Obama met at the White House in February with high-profile activist DeRay Mckesson, who reported that they discussed a host of issues including police standards for use of force, juvenile solitary confinement and “school-to-prison pipeline.” Austin was there, and he told Thursday’s summit that activist voices must continue to be part of policing reform.
“It is important that these voices continue to be heard, and continue to be out there, and people continue to push, but let’s see if in the next 287 days we can’t actually make a little change,” he said, alluding to the coming end of Obama’s presidency.
Despite delivering remarks at a de-facto strategy session for Black Lives Matter, Austin rejected the notion that he was giving the movement advice.
In an interview with InsideSources after his speech, he said, “They’re going to do what they feel is right, and they’re going to do what they feel is important. I just think that if there was one thing that could really move the needle on so many of the conversations — one thing we all could do a better job on — it’s data transparency.”
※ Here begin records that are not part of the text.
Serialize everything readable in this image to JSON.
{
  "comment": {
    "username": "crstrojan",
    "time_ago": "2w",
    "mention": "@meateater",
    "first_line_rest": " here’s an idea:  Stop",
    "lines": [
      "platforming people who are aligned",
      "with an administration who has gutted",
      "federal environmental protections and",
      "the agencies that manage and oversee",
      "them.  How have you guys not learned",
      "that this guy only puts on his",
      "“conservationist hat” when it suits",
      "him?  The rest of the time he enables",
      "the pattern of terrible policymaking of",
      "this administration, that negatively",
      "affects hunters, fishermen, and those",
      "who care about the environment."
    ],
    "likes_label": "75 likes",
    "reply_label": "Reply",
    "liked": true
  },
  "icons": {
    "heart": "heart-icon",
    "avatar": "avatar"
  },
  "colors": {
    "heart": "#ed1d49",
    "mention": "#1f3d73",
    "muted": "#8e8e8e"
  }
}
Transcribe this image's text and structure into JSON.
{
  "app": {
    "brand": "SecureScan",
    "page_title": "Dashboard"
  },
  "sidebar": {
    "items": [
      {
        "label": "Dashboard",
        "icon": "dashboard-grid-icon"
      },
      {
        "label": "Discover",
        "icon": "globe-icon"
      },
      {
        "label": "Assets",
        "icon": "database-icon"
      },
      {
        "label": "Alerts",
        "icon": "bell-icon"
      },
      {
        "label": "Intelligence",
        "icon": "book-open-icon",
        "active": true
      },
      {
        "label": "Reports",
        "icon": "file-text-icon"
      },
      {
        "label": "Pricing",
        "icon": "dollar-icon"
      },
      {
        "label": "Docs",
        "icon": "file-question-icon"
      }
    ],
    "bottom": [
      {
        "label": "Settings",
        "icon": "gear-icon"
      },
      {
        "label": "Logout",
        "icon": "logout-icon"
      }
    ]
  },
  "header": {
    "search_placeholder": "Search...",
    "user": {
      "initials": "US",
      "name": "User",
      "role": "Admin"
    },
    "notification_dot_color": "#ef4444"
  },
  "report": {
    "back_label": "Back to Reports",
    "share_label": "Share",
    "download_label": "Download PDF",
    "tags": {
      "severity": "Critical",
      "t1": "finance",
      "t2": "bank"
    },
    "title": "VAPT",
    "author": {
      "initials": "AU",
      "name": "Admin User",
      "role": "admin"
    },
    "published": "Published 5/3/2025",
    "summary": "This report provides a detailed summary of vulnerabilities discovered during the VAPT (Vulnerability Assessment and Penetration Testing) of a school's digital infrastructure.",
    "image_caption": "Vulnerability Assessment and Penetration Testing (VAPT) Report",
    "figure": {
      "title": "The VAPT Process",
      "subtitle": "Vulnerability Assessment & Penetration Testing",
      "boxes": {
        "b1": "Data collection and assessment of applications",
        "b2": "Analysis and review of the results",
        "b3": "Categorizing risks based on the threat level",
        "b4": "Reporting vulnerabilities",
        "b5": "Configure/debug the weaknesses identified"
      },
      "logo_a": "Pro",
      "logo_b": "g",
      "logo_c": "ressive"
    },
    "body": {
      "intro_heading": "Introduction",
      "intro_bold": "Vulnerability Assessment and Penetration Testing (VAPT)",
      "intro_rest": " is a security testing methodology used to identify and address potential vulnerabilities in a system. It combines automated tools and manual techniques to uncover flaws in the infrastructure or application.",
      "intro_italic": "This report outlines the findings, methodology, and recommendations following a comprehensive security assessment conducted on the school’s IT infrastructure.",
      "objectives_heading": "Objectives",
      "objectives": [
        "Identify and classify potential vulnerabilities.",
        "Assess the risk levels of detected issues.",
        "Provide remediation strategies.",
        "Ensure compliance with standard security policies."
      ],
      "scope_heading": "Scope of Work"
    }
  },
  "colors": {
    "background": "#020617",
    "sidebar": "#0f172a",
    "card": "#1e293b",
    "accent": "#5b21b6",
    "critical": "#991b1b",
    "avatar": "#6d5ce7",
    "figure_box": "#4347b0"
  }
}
Austin declined to discuss what the White House thinks of Black Lives Matter more broadly, but another of the day’s speakers, Jonathan Smith, said there’s at least respect for the group in the Civil Rights Division of the Department of Justice. That’s where Smith, the law school’s associate dean, was the chief of the special litigation who oversaw investigation of the Ferguson, Missouri, police department after the 2014 Michael Brown shooting.
“Within the Civil Rights Division, there’s a deep commitment to engaging communities, particularly communities of color, in the reform effort,” he told InsideSources. “While I don’t think anybody’s going to endorse the Black Lives Matter movement … they were very important voices.”
Smith noted that he and his colleagues engaged with all sorts of stakeholders on these matters, but said, “I think there’s respect for the incredible organizing that young people have done.”
Austin used to be Smith’s boss in the Civil Rights Division, serving four years as deputy assistant attorney general before moving to the White House.